According to a tweet from Ars Technica’s Eric Berger, Crew Dragon may now take its first astronauts to space on May 7 if everything goes according to plan.
Static fire of Falcon 9 complete – targeting January 18 for an in-flight demonstration of Crew Dragon’s launch escape system, which will verify the spacecraft’s ability to carry astronauts to safety in the unlikely event of an emergency during ascent
— SpaceX (@SpaceX) January 11, 2020
Berger also mentioned in his tweet the launching date of SpaceX’s Demo-2 is May 7. ‘Dragon is in good shape. Launch date is fluid and mission may move into late April, or push later into May depending on a number of variables not hardware related. No final decision yet on duration.’

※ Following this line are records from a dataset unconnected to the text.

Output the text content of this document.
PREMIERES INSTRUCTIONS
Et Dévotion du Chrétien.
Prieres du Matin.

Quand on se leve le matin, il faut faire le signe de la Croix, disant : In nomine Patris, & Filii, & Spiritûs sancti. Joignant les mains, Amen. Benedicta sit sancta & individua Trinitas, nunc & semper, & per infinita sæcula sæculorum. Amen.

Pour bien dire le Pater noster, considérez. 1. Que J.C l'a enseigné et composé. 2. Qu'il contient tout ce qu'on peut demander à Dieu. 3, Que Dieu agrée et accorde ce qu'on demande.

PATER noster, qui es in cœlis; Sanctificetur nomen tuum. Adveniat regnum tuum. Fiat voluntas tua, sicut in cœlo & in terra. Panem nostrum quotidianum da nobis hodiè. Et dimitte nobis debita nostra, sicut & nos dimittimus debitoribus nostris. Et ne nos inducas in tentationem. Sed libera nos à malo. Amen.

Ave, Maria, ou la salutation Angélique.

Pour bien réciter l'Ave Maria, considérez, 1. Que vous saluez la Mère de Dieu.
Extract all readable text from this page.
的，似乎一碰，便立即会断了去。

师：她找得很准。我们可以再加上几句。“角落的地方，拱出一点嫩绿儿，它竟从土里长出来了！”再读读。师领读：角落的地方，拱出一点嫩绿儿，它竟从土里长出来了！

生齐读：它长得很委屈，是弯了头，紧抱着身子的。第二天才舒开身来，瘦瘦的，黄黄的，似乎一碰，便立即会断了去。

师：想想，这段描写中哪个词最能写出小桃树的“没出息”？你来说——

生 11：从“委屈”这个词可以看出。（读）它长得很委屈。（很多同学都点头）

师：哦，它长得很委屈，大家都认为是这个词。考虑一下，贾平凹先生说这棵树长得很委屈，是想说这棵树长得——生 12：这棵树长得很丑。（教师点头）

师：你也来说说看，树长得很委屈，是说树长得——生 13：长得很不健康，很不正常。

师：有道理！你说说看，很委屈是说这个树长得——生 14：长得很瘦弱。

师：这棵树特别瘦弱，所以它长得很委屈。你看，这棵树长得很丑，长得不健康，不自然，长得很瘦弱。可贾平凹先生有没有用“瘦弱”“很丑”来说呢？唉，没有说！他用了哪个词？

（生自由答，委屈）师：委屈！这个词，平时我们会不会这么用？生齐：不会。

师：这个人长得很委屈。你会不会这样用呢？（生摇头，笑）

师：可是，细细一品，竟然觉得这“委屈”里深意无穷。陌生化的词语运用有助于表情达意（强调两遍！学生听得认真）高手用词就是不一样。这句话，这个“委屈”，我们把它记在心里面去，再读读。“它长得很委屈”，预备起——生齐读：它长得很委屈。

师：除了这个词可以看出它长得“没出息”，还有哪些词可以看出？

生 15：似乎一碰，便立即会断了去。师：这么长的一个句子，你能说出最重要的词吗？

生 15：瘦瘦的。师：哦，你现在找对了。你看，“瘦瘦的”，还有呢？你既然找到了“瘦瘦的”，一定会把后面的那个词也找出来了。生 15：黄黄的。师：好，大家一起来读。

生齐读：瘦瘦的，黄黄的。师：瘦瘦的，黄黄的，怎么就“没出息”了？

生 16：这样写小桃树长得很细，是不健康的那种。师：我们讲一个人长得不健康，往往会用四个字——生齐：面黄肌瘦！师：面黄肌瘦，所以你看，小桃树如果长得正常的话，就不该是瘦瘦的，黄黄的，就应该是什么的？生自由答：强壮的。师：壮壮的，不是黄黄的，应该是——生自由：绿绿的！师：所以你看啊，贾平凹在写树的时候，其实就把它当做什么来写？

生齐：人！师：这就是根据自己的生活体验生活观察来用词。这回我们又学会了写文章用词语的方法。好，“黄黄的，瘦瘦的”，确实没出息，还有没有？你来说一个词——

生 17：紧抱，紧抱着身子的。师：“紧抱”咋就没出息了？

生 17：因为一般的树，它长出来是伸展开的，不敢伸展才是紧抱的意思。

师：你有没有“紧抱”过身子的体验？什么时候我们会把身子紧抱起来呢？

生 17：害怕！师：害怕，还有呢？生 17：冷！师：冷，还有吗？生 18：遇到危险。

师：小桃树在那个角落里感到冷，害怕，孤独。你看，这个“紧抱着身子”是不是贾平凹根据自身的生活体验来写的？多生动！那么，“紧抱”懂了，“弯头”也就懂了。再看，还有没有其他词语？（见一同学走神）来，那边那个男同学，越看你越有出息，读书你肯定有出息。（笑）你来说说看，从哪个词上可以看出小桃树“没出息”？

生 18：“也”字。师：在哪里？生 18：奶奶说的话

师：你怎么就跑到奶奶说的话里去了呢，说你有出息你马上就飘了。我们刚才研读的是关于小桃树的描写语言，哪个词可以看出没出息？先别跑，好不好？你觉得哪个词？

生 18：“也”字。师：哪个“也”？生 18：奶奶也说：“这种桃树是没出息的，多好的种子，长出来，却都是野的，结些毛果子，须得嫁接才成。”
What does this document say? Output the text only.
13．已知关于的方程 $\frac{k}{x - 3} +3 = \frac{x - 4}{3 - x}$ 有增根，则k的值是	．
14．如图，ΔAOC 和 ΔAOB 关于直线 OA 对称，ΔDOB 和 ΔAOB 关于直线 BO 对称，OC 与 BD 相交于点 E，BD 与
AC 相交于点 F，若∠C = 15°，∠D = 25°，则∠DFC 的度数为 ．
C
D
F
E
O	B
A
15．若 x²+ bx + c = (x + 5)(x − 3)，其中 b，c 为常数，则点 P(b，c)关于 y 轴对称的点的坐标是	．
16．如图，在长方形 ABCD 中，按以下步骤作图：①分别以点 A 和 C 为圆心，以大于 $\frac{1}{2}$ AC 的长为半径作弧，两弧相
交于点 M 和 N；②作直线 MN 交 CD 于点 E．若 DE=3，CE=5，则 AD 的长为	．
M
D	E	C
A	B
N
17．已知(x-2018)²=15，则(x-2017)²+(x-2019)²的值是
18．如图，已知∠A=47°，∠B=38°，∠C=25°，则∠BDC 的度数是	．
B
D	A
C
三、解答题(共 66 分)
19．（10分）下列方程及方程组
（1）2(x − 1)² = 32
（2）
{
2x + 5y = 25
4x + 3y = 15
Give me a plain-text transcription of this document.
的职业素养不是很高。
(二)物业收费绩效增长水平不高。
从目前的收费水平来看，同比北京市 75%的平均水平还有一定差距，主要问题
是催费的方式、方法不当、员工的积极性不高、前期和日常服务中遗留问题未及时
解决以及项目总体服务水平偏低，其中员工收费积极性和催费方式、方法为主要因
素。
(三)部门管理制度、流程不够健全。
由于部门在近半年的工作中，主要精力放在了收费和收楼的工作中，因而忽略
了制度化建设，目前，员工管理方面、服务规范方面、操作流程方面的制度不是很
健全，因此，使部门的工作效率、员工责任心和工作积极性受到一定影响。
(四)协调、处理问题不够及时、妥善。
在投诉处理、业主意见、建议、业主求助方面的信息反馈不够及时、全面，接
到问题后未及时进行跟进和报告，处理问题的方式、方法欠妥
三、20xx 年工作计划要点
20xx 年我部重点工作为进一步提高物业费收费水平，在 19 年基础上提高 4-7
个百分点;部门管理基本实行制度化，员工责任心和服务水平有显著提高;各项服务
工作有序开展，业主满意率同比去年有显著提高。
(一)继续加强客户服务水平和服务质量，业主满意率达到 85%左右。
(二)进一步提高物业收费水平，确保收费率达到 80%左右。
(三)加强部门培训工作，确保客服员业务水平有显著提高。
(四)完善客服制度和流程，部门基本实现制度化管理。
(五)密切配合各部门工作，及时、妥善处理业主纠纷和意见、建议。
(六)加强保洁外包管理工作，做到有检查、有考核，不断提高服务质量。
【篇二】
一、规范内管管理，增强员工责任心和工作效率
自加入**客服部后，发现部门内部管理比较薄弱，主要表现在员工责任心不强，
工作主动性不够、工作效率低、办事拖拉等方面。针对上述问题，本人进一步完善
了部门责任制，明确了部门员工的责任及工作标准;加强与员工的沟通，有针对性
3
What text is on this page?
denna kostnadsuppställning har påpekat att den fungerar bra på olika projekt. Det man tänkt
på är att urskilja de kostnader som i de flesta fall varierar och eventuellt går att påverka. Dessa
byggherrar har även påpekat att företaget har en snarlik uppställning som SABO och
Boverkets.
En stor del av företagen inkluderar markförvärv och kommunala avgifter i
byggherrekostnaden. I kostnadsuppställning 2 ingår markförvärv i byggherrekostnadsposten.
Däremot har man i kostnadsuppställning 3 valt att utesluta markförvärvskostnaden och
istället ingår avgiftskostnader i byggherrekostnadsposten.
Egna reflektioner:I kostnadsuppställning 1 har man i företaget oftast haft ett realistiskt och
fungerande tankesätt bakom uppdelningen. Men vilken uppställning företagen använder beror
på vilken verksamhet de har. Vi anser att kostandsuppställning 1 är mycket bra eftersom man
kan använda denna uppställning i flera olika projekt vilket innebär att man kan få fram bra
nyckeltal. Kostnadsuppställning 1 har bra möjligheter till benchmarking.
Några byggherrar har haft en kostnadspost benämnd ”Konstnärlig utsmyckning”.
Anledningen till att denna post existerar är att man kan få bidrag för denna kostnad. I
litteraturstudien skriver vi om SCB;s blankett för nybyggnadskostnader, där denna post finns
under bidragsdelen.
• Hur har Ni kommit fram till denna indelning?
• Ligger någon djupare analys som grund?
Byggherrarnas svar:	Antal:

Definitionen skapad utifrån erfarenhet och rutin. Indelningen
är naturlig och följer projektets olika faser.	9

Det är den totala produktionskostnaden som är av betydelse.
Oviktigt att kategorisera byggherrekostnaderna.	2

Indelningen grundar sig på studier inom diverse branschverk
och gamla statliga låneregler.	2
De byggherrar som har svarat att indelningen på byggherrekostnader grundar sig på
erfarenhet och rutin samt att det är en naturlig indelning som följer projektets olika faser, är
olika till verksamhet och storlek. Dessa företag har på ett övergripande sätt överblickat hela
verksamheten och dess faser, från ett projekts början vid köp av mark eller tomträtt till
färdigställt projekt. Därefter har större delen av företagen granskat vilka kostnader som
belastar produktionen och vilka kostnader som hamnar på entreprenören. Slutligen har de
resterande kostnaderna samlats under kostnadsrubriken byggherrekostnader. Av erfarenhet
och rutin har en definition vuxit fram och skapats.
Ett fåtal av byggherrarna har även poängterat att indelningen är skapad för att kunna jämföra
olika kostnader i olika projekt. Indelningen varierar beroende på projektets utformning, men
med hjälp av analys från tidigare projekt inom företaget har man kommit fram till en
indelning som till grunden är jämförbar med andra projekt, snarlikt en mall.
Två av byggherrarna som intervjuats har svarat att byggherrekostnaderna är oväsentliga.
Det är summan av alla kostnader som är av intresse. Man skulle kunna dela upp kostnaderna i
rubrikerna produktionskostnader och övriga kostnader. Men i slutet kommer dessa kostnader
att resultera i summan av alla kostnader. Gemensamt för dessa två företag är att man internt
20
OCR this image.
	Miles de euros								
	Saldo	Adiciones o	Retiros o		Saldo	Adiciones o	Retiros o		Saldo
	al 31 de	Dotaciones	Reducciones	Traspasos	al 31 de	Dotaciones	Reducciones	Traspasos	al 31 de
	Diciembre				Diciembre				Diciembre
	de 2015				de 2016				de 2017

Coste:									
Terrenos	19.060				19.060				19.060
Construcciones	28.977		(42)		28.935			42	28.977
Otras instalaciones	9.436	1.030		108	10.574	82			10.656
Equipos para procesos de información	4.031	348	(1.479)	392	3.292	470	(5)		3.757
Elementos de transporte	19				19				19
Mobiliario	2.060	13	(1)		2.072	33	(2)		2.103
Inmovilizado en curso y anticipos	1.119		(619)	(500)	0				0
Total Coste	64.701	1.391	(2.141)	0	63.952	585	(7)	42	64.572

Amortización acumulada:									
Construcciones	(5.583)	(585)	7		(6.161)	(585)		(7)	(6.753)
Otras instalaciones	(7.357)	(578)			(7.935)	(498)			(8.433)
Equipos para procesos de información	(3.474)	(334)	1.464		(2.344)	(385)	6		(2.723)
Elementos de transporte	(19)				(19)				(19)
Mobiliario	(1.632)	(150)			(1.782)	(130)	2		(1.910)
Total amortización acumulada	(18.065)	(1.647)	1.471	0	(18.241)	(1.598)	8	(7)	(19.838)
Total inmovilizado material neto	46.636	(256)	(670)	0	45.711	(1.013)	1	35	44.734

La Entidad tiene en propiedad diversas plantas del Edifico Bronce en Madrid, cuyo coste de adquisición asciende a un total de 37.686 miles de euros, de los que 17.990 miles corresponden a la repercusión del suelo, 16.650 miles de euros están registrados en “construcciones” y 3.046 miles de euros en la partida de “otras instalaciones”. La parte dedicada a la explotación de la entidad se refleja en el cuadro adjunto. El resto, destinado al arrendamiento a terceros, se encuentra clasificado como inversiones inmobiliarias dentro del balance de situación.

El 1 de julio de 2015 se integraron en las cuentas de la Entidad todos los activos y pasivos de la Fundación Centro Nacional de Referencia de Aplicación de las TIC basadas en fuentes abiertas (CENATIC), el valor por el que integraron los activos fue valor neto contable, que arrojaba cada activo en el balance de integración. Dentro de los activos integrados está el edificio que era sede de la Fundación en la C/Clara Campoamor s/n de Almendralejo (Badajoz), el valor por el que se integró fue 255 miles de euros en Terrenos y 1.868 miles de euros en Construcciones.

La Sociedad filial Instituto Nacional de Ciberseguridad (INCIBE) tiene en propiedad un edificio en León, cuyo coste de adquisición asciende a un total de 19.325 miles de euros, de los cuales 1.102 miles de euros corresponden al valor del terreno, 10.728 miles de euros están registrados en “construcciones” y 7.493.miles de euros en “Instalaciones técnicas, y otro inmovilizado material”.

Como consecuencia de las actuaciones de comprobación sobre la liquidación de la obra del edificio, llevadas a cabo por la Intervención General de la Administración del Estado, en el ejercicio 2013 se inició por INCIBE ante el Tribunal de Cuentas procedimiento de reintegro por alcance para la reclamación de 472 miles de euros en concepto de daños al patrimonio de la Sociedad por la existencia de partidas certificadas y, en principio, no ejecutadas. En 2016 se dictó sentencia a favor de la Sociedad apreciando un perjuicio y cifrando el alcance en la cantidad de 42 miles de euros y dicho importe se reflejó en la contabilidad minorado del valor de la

News of the expected launch date follows up successes on a major test of the craft’s launch abort system last month in which SpaceX put Crew Dragon to the ultimate test.
During the test, the craft launched into high-altitude and the boosters were exploded while the capsule was aborted at high-velocity – the most stressful point of the launch.
NASA’s commercial crew program manager said at the time that the launch abort test was ‘our last open milestone’ before sending astronauts Doug Hurley and Robert Behnken to the International Space Station.
The capsule has gone through ups and downs throughout the past several years. In April last year, an explosion engulfed the empty capsule in fire and smoke.
As SpaceX works to get its Crew Dragon operational the company is working to reach a similar milestone in a test of its other craft, Starship.
The company hopes to fly its Starship rocket 12 miles into the air and then land it back on the ground, upright.
The test, which the company filed a permit with the FCC for, could take place as soon as mid-March.
Once the capsule will be cleared for launching astronauts but also eventually clear the way for civilian space tourism.